Sociality refers to the degree to which society facilitates connections between people. Larger, more interconnected societies will have higher sociality, resulting in everyone being exposed to more people and more ideas. Higher transmission fidelity means more information is transmitted when people learn from each other.

Transmission fidelity is about the replication of knowledge through formal and informal learning. In WEIRD societies—those that are Western, Educated, Industrialized, Rich, and Democratic—a primary form of transmission is formal schooling. Unsurprisingly, more educated populations have higher innovation rates and these rates should continue to rise with educational improvements—education now requires little more than a computer and an internet connection.

Finally, cultural variance refers to the variety of ideas that are created and tested. Although most new ideas are less than brilliant—your next start up is probably going to fail—society benefits from the rare game-changing unicorns. Muthukrishna and Henrich argue that weaker patent laws facilitate more recombination, as do stronger social safety nets, which give more “wantrepeneurs” the security to become entrepreneurs.

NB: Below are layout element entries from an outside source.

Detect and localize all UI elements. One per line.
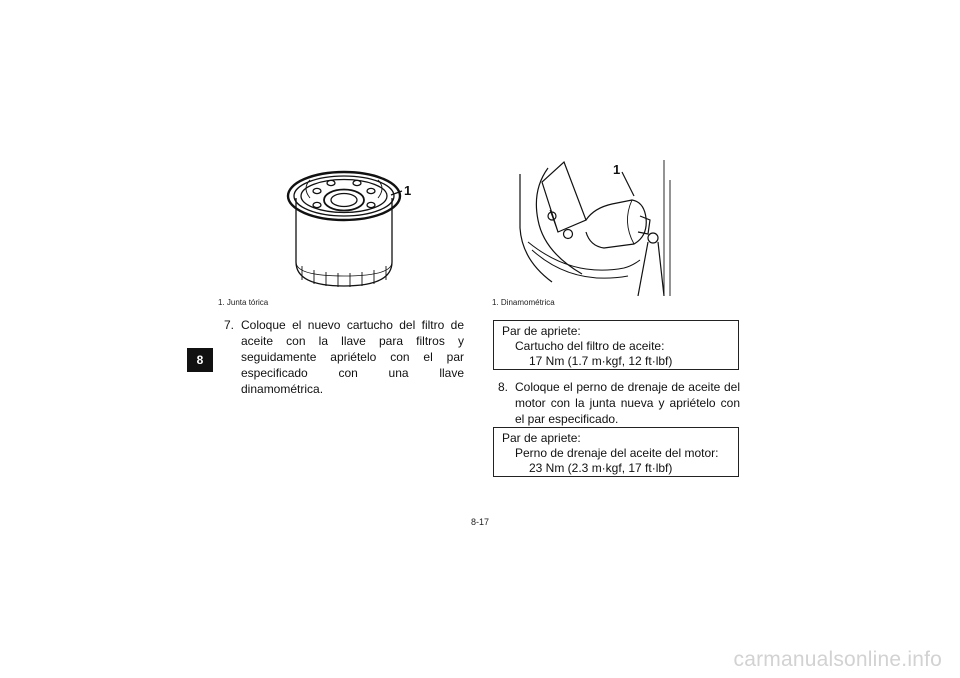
torque-spec-box-filter (493, 320, 739, 370)
chapter-tab: 8 (187, 348, 213, 372)
torque-spec-box-drain-bolt (493, 427, 739, 477)
step-text: Coloque el perno de drenaje de aceite del motor con la junta nueva y apriételo con el par especificado. (515, 380, 740, 426)
callout-number: 1 (404, 183, 412, 198)
oil-filter-illustration (280, 158, 420, 292)
torque-value: 17 Nm (1.7 m·kgf, 12 ft·lbf) (529, 354, 673, 368)
torque-wrench-illustration (512, 160, 672, 296)
torque-value: 23 Nm (2.3 m·kgf, 17 ft·lbf) (529, 461, 673, 475)
instruction-step-8 (498, 379, 740, 427)
page-number: 8-17 (470, 517, 489, 527)
instruction-step-7 (224, 317, 464, 397)
step-number: 8. (498, 380, 509, 394)
step-text: Coloque el nuevo cartucho del filtro de aceite con la llave para filtros y seguidamente apriételo con el par especificado con una llave dinamométrica. (241, 318, 464, 396)
figure-caption-left: 1. Junta tórica (218, 298, 269, 307)
figure-caption-right: 1. Dinamométrica (492, 298, 555, 307)
watermark: carmanualsonline.info (733, 648, 942, 671)
torque-title: Par de apriete: (502, 431, 581, 445)
callout-number: 1 (613, 162, 621, 177)
torque-item: Perno de drenaje del aceite del motor: (515, 446, 719, 460)
torque-title: Par de apriete: (502, 324, 581, 338)
step-number: 7. (224, 318, 235, 332)
torque-item: Cartucho del filtro de aceite: (515, 339, 665, 353)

The authors go on to argue that the historic rise in IQ test scores—cognitive ability itself—is a product of the collective brain. Almost all WEIRD children go through a peculiar WEIRD institution—compulsory formal schooling. Through formal schooling, we deliver a package of accumulated knowledge—math, science, the grammar of communication—but we also improve our children’s memories, teach them to reason with abstract concepts, offer them rewards for deferring their gratification, and train their self-control as they suffer through sitting quietly in classrooms and standing neatly in lines. We’re spending more of our lives in formal education, formal education is marching across the globe, and the factors that affect innovation are improving the process of education itself. Once considered advanced knowledge, computer programming is now taught to elementary school children.

From blue collar to white collar jobs, from the media we consume to expectations for self-presentation, the processes of cultural evolution are making society more complex. The modern educational institution emerged as a response to the Industrial Revolution; we are currently going through the Information Revolution—a revolution of at least equal importance. All the while, the collective brain is making each of us smarter.

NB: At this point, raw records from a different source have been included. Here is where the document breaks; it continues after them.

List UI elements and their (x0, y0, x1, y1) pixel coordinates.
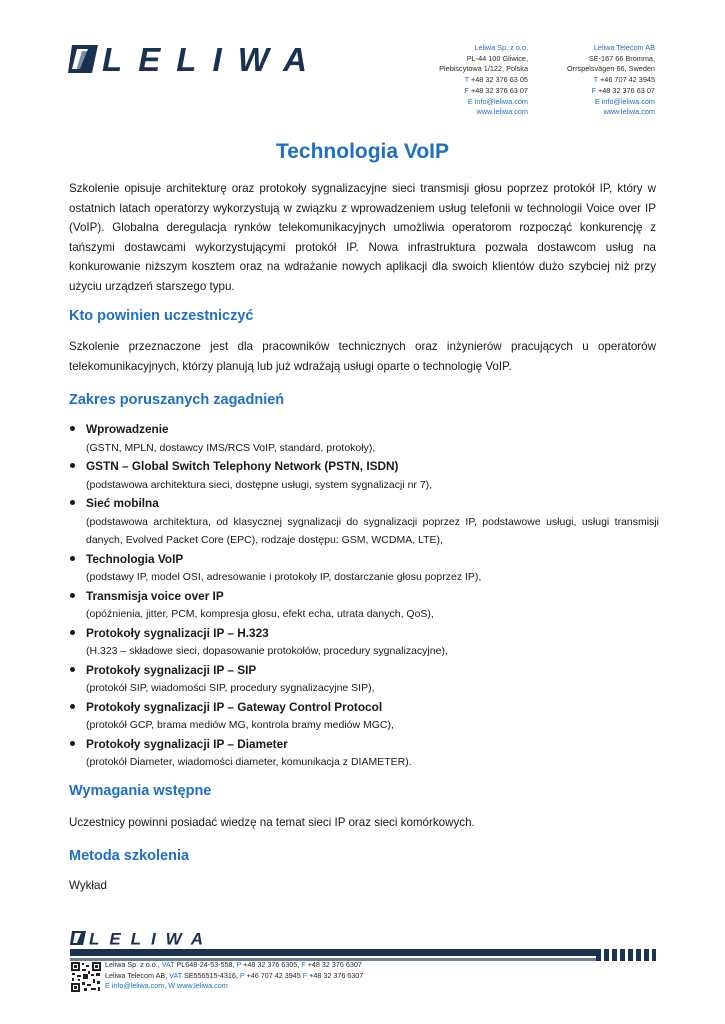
topic-description: (opóźnienia, jitter, PCM, kompresja głosu, efekt echa, utrata danych, QoS), (86, 608, 434, 620)
section-heading-topics: Zakres poruszanych zagadnień (69, 392, 285, 408)
phone-number: +46 707 42 3945 (600, 75, 655, 85)
footer-contact (105, 960, 363, 992)
web-link[interactable]: www.leliwa.com (476, 107, 528, 117)
qr-code-icon (70, 961, 102, 993)
logo-text: LELIWA (102, 43, 308, 75)
section-heading-audience: Kto powinien uczestniczyć (69, 308, 254, 324)
topic-description: (GSTN, MPLN, dostawcy IMS/RCS VoIP, standard, protokoły), (86, 441, 376, 454)
footer-company: Leliwa Sp. z o.o., (105, 960, 162, 969)
company-name: Leliwa Telecom AB (593, 43, 655, 52)
separator: , (164, 981, 169, 991)
footer-line-web (105, 981, 363, 992)
section-heading-requirements: Wymagania wstępne (69, 783, 212, 799)
topic-description: (H.323 – składowe sieci, dopasowanie protokołów, procedury sygnalizacyjne), (86, 645, 448, 657)
topic-title: Protokoły sygnalizacji IP – H.323 (86, 625, 269, 640)
email-label: E (105, 981, 112, 991)
list-item (69, 624, 659, 661)
footer-logo-text: LELIWA (89, 930, 203, 946)
email-label: E (594, 96, 600, 106)
email-link[interactable]: info@leliwa.com (111, 981, 165, 991)
topic-description: (podstawy IP, model OSI, adresowanie i protokoły IP, dostarczanie głosu poprzez IP), (86, 571, 482, 583)
topics-list (69, 420, 659, 772)
leliwa-logo (68, 43, 310, 75)
address-line: SE-167 66 Bromma, (588, 53, 655, 63)
web-link[interactable]: www.leliwa.com (177, 981, 228, 991)
address-sweden (540, 43, 655, 118)
fax-number: +48 32 376 6307 (309, 970, 364, 980)
phone-label: T (464, 75, 469, 85)
topic-description: (protokół GCP, brama mediów MG, kontrola bramy mediów MGC), (86, 719, 394, 731)
vat-number: SE556515-4316, (183, 970, 240, 980)
email-link[interactable]: info@leliwa.com (474, 96, 528, 106)
topic-title: Protokoły sygnalizacji IP – SIP (86, 662, 257, 677)
phone-number: +48 32 376 63 05 (470, 75, 528, 85)
footer-divider (70, 949, 655, 956)
intro-paragraph: Szkolenie opisuje architekturę oraz protokoły sygnalizacyjne sieci transmisji głosu poprzez protokół IP, który w ostatnich latach operatorzy wykorzystują w związku z wprowadzeniem usług telefonii w technologii Voice over IP (VoIP). Globalna deregulacja rynków telekomunikacyjnych umożliwia operatorom rozpocząć konkurencję z tańszymi dostawcami wykorzystującymi protokół IP. Nowa infrastruktura pozwala dostawcom usług na konkurowanie niższym kosztem oraz na wdrażanie nowych aplikacji dla swoich klientów dużo szybciej niż przy użyciu urządzeń starszego typu. (69, 182, 656, 293)
list-item (69, 587, 659, 624)
phone-label: P (236, 960, 244, 969)
topic-description: (podstawowa architektura, od klasycznej sygnalizacji do sygnalizacji poprzez IP, podstawowe usługi, usługi transmisji danych, Evolved Packet Core (EPC), rodzaje dostępu: GSM, WCDMA, LTE), (86, 515, 659, 546)
phone-number: +48 32 376 6305, (243, 960, 302, 969)
list-item (69, 494, 659, 550)
footer-company: Leliwa Telecom AB, (105, 970, 170, 980)
topic-title: Protokoły sygnalizacji IP – Diameter (86, 736, 288, 751)
requirements-paragraph: Uczestnicy powinni posiadać wiedzę na temat sieci IP oraz sieci komórkowych. (69, 816, 475, 829)
fax-label: F (464, 85, 469, 95)
list-item (69, 661, 659, 698)
list-item (69, 698, 659, 735)
phone-number: +46 707 42 3945 (246, 970, 303, 980)
list-item (69, 550, 659, 587)
topic-description: (podstawowa architektura sieci, dostępne usługi, system sygnalizacji nr 7), (86, 478, 433, 491)
footer-stripes (596, 949, 656, 961)
topic-description: (protokół Diameter, wiadomości diameter, komunikacja z DIAMETER). (86, 756, 412, 768)
phone-label: P (239, 970, 247, 980)
vat-label: VAT (169, 970, 184, 980)
vat-number: PL648-24-53-558, (176, 960, 237, 969)
email-link[interactable]: info@leliwa.com (601, 96, 655, 106)
list-item (69, 420, 659, 457)
phone-label: T (593, 75, 598, 85)
fax-label: F (591, 85, 596, 95)
company-name: Leliwa Sp. z o.o. (474, 43, 528, 52)
section-heading-method: Metoda szkolenia (69, 848, 190, 864)
list-item (69, 457, 659, 494)
vat-label: VAT (161, 960, 177, 969)
footer-line-pl (105, 960, 363, 971)
topic-title: Sieć mobilna (86, 496, 159, 510)
list-item (69, 735, 659, 772)
address-poland (400, 43, 528, 118)
web-label: W (168, 981, 178, 991)
fax-label: F (301, 960, 308, 969)
topic-description: (protokół SIP, wiadomości SIP, procedury sygnalizacyjne SIP), (86, 682, 375, 694)
page-title: Technologia VoIP (275, 140, 450, 163)
footer-logo (70, 930, 204, 946)
fax-label: F (302, 970, 310, 980)
fax-number: +48 32 376 63 07 (597, 85, 655, 95)
topic-title: Technologia VoIP (86, 551, 184, 566)
fax-number: +48 32 376 6307 (307, 960, 362, 969)
address-line: PL-44 100 Gliwice, (466, 53, 528, 63)
topic-title: Protokoły sygnalizacji IP – Gateway Control Protocol (86, 699, 383, 714)
audience-paragraph: Szkolenie przeznaczone jest dla pracowników technicznych oraz inżynierów pracujących u operatorów telekomunikacyjnych, którzy planują lub już wdrażają usługi oparte o technologię VoIP. (69, 340, 656, 373)
topic-title: Wprowadzenie (86, 422, 169, 436)
method-paragraph: Wykład (69, 879, 107, 892)
email-label: E (467, 96, 473, 106)
address-line: Orrspelsvägen 66, Sweden (566, 64, 655, 74)
address-line: Plebiscytowa 1/122, Polska (439, 64, 528, 74)
footer-line-se (105, 971, 363, 982)
topic-title: GSTN – Global Switch Telephony Network (PSTN, ISDN) (86, 459, 399, 473)
web-link[interactable]: www.leliwa.com (603, 107, 655, 117)
fax-number: +48 32 376 63 07 (470, 85, 528, 95)
topic-title: Transmisja voice over IP (86, 588, 224, 603)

It is intuitive to attribute great innovations to great innovators. Indeed, this tendency may itself be a consequence of our cultural psychology, evolved to seek out who to learn from, even if those role models are now long gone. The work of Muthukrishna, Henrich, and their colleagues demonstrates that underneath any innovation, be it a steam engine or a mathematical equation, lies a package of psychology that allowed our species to acquire a second, independently evolving line of inherited information—culture.

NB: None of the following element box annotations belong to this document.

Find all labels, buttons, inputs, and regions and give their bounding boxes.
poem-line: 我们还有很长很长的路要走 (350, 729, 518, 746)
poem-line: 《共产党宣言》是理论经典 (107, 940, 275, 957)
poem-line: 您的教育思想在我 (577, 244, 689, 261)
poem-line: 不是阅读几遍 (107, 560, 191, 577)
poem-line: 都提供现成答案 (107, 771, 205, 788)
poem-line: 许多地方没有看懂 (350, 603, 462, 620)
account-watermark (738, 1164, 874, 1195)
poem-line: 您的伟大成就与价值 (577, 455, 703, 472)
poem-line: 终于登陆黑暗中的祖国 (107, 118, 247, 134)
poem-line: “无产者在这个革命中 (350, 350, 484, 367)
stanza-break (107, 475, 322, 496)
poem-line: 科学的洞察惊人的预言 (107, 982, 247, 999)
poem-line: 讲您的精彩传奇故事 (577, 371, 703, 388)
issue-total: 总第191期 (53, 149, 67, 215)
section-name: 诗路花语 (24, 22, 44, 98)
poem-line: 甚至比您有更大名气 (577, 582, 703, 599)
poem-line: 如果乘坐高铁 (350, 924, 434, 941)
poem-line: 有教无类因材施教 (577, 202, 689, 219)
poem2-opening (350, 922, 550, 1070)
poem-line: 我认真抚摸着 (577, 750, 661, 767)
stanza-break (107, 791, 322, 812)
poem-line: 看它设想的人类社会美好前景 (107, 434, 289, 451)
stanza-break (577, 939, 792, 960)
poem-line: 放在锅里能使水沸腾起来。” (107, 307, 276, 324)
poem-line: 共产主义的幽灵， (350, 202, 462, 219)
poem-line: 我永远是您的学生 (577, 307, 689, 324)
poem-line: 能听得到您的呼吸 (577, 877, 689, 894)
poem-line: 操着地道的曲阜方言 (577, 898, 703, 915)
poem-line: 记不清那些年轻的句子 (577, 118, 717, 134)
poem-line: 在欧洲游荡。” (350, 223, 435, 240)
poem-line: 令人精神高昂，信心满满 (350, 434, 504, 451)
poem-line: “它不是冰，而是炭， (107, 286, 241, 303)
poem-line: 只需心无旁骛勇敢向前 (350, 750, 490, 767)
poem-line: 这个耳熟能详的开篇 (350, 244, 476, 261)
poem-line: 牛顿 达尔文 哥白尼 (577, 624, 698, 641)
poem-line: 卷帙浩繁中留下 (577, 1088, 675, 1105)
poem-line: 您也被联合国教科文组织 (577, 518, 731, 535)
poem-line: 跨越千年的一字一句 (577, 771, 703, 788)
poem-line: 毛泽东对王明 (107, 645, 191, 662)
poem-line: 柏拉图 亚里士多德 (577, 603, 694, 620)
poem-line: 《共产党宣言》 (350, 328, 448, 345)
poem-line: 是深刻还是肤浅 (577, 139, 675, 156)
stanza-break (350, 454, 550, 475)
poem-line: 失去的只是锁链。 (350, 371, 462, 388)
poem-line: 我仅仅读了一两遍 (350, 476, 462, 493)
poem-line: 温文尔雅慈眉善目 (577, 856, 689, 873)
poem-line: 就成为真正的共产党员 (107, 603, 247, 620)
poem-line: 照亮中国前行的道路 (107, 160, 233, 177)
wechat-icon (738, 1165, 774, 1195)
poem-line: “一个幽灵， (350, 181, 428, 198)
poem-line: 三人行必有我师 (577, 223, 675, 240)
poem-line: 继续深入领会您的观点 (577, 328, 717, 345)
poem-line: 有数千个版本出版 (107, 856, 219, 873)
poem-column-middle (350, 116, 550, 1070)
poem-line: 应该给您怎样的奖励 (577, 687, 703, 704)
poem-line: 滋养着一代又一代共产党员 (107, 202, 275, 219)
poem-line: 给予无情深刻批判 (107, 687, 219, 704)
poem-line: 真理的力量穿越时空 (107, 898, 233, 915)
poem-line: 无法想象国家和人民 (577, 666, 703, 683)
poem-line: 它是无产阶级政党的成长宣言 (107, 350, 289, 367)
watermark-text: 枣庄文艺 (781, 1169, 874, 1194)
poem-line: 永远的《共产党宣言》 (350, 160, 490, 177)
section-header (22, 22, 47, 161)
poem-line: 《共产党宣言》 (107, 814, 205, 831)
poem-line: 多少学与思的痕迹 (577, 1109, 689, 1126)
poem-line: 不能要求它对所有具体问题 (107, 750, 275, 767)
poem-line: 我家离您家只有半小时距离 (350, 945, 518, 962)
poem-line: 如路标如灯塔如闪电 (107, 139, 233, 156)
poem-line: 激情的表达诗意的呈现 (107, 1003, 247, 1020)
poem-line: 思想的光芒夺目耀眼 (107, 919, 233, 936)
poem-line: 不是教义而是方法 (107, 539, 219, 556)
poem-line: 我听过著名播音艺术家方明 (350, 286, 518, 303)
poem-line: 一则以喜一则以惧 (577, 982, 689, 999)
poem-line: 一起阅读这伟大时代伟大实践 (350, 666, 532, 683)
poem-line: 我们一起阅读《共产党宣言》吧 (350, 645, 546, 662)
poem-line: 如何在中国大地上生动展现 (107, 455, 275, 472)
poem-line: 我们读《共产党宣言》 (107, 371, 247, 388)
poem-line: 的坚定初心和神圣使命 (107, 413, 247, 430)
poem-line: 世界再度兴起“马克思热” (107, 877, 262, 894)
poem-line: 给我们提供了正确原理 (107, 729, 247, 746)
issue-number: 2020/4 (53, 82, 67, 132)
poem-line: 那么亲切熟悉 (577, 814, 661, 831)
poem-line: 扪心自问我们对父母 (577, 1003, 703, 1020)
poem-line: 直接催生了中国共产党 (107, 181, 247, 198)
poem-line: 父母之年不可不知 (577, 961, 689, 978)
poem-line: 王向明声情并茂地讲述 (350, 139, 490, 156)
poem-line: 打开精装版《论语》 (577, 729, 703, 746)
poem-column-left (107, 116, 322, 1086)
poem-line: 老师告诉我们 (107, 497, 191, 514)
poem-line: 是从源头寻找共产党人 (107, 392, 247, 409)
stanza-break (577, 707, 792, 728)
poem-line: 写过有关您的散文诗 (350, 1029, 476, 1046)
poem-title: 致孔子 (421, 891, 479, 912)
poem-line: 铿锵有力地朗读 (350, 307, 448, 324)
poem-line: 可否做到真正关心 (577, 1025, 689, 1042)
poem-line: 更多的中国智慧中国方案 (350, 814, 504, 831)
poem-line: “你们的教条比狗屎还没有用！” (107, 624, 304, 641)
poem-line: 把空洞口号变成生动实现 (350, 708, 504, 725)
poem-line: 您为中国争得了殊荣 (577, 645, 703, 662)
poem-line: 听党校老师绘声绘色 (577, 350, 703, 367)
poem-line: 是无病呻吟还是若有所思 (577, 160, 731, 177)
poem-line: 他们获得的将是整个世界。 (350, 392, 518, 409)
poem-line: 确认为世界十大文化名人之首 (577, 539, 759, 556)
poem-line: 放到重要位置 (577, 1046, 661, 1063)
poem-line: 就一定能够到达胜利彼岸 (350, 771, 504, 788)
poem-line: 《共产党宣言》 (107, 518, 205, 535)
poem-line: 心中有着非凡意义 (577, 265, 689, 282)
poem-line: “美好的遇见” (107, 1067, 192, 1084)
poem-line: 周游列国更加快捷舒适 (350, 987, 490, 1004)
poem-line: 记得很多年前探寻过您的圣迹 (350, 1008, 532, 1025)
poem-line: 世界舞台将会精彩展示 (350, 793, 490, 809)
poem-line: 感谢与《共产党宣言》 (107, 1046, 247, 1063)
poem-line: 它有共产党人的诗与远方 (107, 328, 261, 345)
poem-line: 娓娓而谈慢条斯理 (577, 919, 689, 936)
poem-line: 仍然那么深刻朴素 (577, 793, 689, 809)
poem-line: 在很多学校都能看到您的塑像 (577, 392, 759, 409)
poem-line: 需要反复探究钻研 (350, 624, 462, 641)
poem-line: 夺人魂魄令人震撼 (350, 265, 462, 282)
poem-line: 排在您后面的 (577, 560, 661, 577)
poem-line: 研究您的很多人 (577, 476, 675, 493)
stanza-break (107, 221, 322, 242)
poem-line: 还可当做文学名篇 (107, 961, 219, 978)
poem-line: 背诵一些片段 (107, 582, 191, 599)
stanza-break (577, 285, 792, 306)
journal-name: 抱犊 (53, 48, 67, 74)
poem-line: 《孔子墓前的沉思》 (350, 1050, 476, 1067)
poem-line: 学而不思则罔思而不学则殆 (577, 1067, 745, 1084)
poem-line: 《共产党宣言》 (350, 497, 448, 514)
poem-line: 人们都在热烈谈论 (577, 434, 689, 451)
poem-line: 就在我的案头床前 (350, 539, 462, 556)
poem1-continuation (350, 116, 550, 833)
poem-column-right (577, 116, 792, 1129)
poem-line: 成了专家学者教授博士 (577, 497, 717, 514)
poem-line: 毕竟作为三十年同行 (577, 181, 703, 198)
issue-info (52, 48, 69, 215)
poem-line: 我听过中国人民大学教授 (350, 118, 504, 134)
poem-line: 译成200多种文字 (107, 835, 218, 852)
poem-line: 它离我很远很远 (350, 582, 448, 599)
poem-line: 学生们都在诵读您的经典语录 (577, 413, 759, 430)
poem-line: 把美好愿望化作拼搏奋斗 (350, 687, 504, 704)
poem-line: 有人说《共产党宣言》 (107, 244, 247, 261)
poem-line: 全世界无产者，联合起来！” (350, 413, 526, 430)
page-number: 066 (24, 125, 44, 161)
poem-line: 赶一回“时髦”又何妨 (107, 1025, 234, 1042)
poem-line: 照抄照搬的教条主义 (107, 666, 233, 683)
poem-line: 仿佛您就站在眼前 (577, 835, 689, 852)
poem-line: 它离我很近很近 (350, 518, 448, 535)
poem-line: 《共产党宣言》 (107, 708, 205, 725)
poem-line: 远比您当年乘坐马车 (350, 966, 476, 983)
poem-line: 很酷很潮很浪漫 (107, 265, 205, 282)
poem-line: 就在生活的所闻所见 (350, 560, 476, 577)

And just as natural selection has produced complex designs without a designer, so too have individuals connected in collective brains, selectively transmitting ideas and learning information, produced complex inventions without the need for an inventor. Innovations, in other words, don’t require a specific innovator any more than your thoughts require a particular neuron.

Henrich, J. (2015). The secret of our success: How culture is driving human evolution, domesticating our species, and making us smarter. Princeton University Press.

Muthukrishna, M., & Henrich, J. (2016). Innovation in the collective brain. Philosophical Transactions of the Royal Society B: Biological Sciences, 371.

Wallace, A. R. (1905). My life: A record of events and opinions. Vol 1. London: Chapman and Hall.

[1] Wikipedia https://en.wikipedia.org/wiki/List_of_multiple_discoveries offers one compilation.

[2] Prior to their simultaneous discovery of the process, aluminium was one of the most expensive metals—more expensive than silver. The discovery was not in want of an incentive!

[3] In the case of calculus, we tend to remember Newton’s name, but rely on Liebniz’s notation.